Trump’s Response to the Death of George FloydOn Monday, in response to riots across the United States that were sparked by the death of a black man, George Floyd, while a police officer knelt on him, President Trump announced that he would use the U.S. military to stop the riots. 

Washington, D.C.’s  Metropolitan Police Department fired smoke devices outside of the White House to push protestors back, as Trump told reporters and others present in the Rose Garden that he is, “Mobilizing all available federal resources, civilian and military, to stop the rioting and looting, to end the destruction and arson and to protect the rights of law-abiding Americans, including your Second Amendment rights.” 

He urged governors to deploy the National Guard in numbers so that they “dominate the streets,” and went on to say, “If a city or state refuses to take the actions necessary to defend the life and property of their residents, then I will deploy the United States military and quickly solve the problem for them,” and referred to himself as “your president of law and order and an ally of peaceful protestors.” 

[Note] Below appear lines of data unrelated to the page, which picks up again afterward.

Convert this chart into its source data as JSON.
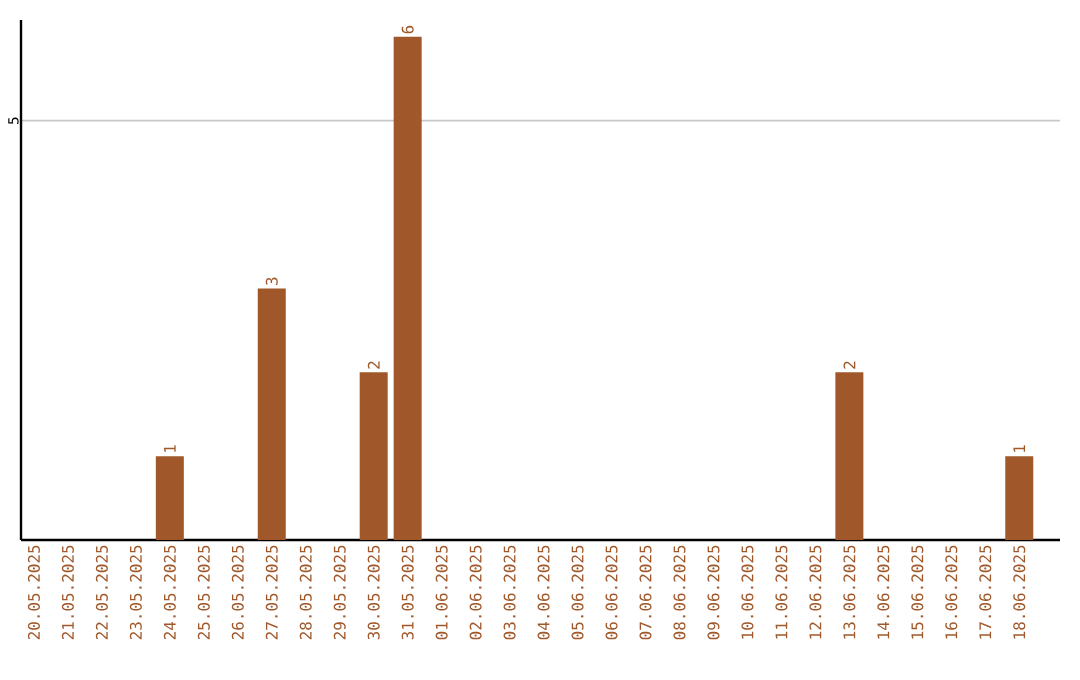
{
  "chart_data": {
    "type": "bar",
    "categories": [
      "20.05.2025",
      "21.05.2025",
      "22.05.2025",
      "23.05.2025",
      "24.05.2025",
      "25.05.2025",
      "26.05.2025",
      "27.05.2025",
      "28.05.2025",
      "29.05.2025",
      "30.05.2025",
      "31.05.2025",
      "01.06.2025",
      "02.06.2025",
      "03.06.2025",
      "04.06.2025",
      "05.06.2025",
      "06.06.2025",
      "07.06.2025",
      "08.06.2025",
      "09.06.2025",
      "10.06.2025",
      "11.06.2025",
      "12.06.2025",
      "13.06.2025",
      "14.06.2025",
      "15.06.2025",
      "16.06.2025",
      "17.06.2025",
      "18.06.2025"
    ],
    "values": [
      0,
      0,
      0,
      0,
      1,
      0,
      0,
      3,
      0,
      0,
      2,
      6,
      0,
      0,
      0,
      0,
      0,
      0,
      0,
      0,
      0,
      0,
      0,
      0,
      2,
      0,
      0,
      0,
      0,
      1
    ],
    "value_labels": [
      null,
      null,
      null,
      null,
      "1",
      null,
      null,
      "3",
      null,
      null,
      "2",
      "6",
      null,
      null,
      null,
      null,
      null,
      null,
      null,
      null,
      null,
      null,
      null,
      null,
      "2",
      null,
      null,
      null,
      null,
      "1"
    ],
    "color": "#a0582a",
    "ylim": [
      0,
      6.2
    ],
    "yticks": [
      5
    ],
    "grid": "y"
  }
}
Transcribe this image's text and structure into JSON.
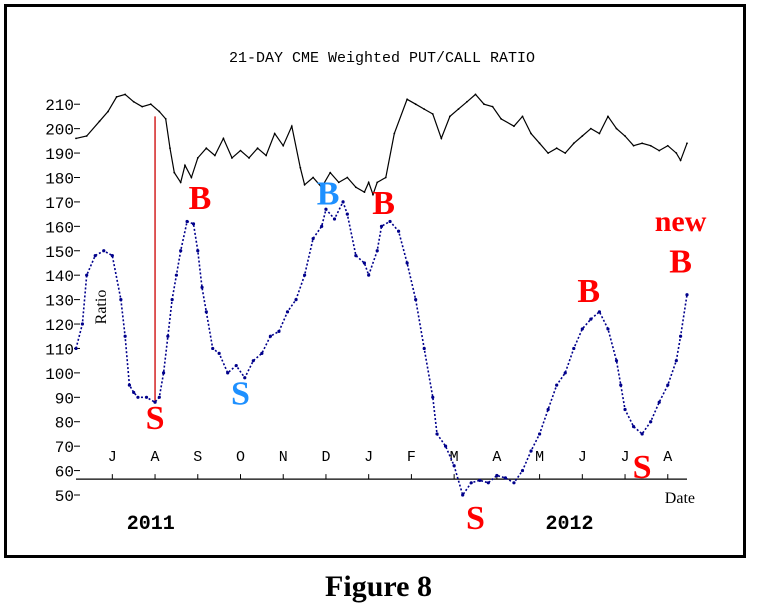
{
  "caption": "Figure 8",
  "chart_data": {
    "type": "line",
    "title": "21-DAY CME Weighted PUT/CALL RATIO",
    "xlabel": "Date",
    "ylabel": "Ratio",
    "ylim": [
      50,
      215
    ],
    "y_ticks": [
      50,
      60,
      70,
      80,
      90,
      100,
      110,
      120,
      130,
      140,
      150,
      160,
      170,
      180,
      190,
      200,
      210
    ],
    "x_ticks": [
      "J",
      "A",
      "S",
      "O",
      "N",
      "D",
      "J",
      "F",
      "M",
      "A",
      "M",
      "J",
      "J",
      "A"
    ],
    "x_tick_pos": [
      5.6,
      6.6,
      7.6,
      8.6,
      9.6,
      10.6,
      11.6,
      12.6,
      13.6,
      14.6,
      15.6,
      16.6,
      17.6,
      18.6
    ],
    "xlim": [
      4.75,
      19.05
    ],
    "year_labels": [
      {
        "text": "2011",
        "x": 6.5
      },
      {
        "text": "2012",
        "x": 16.3
      }
    ],
    "series": [
      {
        "color": "#000000",
        "style": "solid",
        "x": [
          4.75,
          5.0,
          5.3,
          5.5,
          5.7,
          5.9,
          6.1,
          6.3,
          6.5,
          6.7,
          6.85,
          6.95,
          7.05,
          7.2,
          7.3,
          7.45,
          7.6,
          7.8,
          8.0,
          8.2,
          8.4,
          8.6,
          8.8,
          9.0,
          9.2,
          9.4,
          9.6,
          9.8,
          10.0,
          10.1,
          10.3,
          10.5,
          10.7,
          10.9,
          11.1,
          11.3,
          11.5,
          11.6,
          11.7,
          11.8,
          12.0,
          12.2,
          12.5,
          12.7,
          12.9,
          13.1,
          13.3,
          13.5,
          13.7,
          13.9,
          14.1,
          14.3,
          14.5,
          14.7,
          15.0,
          15.2,
          15.4,
          15.6,
          15.8,
          16.0,
          16.2,
          16.4,
          16.6,
          16.8,
          17.0,
          17.2,
          17.4,
          17.6,
          17.8,
          18.0,
          18.2,
          18.4,
          18.6,
          18.8,
          18.9,
          19.05
        ],
        "y": [
          196,
          197,
          203,
          207,
          213,
          214,
          211,
          209,
          210,
          207,
          204,
          192,
          182,
          178,
          185,
          180,
          188,
          192,
          189,
          196,
          188,
          191,
          188,
          192,
          189,
          198,
          193,
          201,
          184,
          177,
          180,
          176,
          182,
          178,
          180,
          176,
          174,
          178,
          173,
          178,
          180,
          198,
          212,
          210,
          208,
          206,
          196,
          205,
          208,
          211,
          214,
          210,
          209,
          204,
          201,
          205,
          198,
          194,
          190,
          192,
          190,
          194,
          197,
          200,
          198,
          205,
          200,
          197,
          193,
          194,
          193,
          191,
          193,
          190,
          187,
          194
        ]
      },
      {
        "color": "#00008b",
        "style": "dotted",
        "x": [
          4.75,
          4.9,
          5.0,
          5.2,
          5.4,
          5.6,
          5.8,
          5.9,
          6.0,
          6.1,
          6.2,
          6.4,
          6.6,
          6.7,
          6.8,
          6.9,
          7.0,
          7.1,
          7.2,
          7.35,
          7.5,
          7.6,
          7.7,
          7.8,
          7.95,
          8.1,
          8.3,
          8.5,
          8.7,
          8.9,
          9.1,
          9.3,
          9.5,
          9.7,
          9.9,
          10.1,
          10.3,
          10.5,
          10.6,
          10.8,
          11.0,
          11.1,
          11.3,
          11.5,
          11.6,
          11.8,
          11.9,
          12.1,
          12.3,
          12.5,
          12.7,
          12.9,
          13.1,
          13.2,
          13.4,
          13.6,
          13.8,
          14.0,
          14.2,
          14.4,
          14.6,
          14.8,
          15.0,
          15.2,
          15.4,
          15.6,
          15.8,
          16.0,
          16.2,
          16.4,
          16.6,
          16.8,
          17.0,
          17.2,
          17.4,
          17.5,
          17.6,
          17.8,
          18.0,
          18.2,
          18.4,
          18.6,
          18.8,
          18.9,
          19.05
        ],
        "y": [
          110,
          120,
          140,
          148,
          150,
          148,
          130,
          115,
          95,
          92,
          90,
          90,
          88,
          90,
          100,
          115,
          130,
          140,
          150,
          162,
          161,
          150,
          135,
          125,
          110,
          108,
          100,
          103,
          98,
          105,
          108,
          115,
          117,
          125,
          130,
          140,
          155,
          160,
          167,
          163,
          170,
          165,
          148,
          145,
          140,
          150,
          160,
          162,
          158,
          145,
          130,
          110,
          90,
          75,
          70,
          62,
          50,
          55,
          56,
          55,
          58,
          57,
          55,
          60,
          68,
          75,
          85,
          95,
          100,
          110,
          118,
          122,
          125,
          118,
          105,
          95,
          85,
          78,
          75,
          80,
          88,
          95,
          105,
          115,
          132
        ]
      }
    ],
    "annotations": [
      {
        "text": "S",
        "color": "#ff0000",
        "x": 6.6,
        "y": 77
      },
      {
        "text": "B",
        "color": "#ff0000",
        "x": 7.65,
        "y": 167
      },
      {
        "text": "S",
        "color": "#1e90ff",
        "x": 8.6,
        "y": 87
      },
      {
        "text": "B",
        "color": "#1e90ff",
        "x": 10.65,
        "y": 169
      },
      {
        "text": "B",
        "color": "#ff0000",
        "x": 11.95,
        "y": 165
      },
      {
        "text": "S",
        "color": "#ff0000",
        "x": 14.1,
        "y": 36
      },
      {
        "text": "B",
        "color": "#ff0000",
        "x": 16.75,
        "y": 129
      },
      {
        "text": "S",
        "color": "#ff0000",
        "x": 18.0,
        "y": 57
      },
      {
        "text": "new",
        "color": "#ff0000",
        "x": 18.9,
        "y": 158
      },
      {
        "text": "B",
        "color": "#ff0000",
        "x": 18.9,
        "y": 141
      }
    ],
    "marker_line": {
      "color": "#cc0000",
      "x": 6.6,
      "y_from": 88,
      "y_to": 205
    }
  }
}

For a president to do this without the request of a state’s governor, whose general right is to have the authority to maintain order within state borders, the president needs to formally invoke a group of statutes known as the Insurrection Act. In law, the principle of this act is reflected in a law called the Posse Comitatus Act, and it makes a general prohibition on the military from participating in domestic law enforcement.

Only during times when domestic insurrection hinders the normal enforcement of U.S. law is the president allowed to invoke the Insurrection Act.

The Insurrection Act has been put into action dozens of times since it was made into law in the early 1800s but it has only been used once since the civil rights movement in the 1960s. This was in 1992 when the acquittal of four white Los Angeles police officers for the beating of a black motorist, Rodney King, led to mass rioting and looting in L.A. and other cities across the United States. 

President Trump has yet to formally invoke this act and send federal troops to a state that feels they are unnecessary but historically, courts have been reluctant to second-guess a president’s military declarations.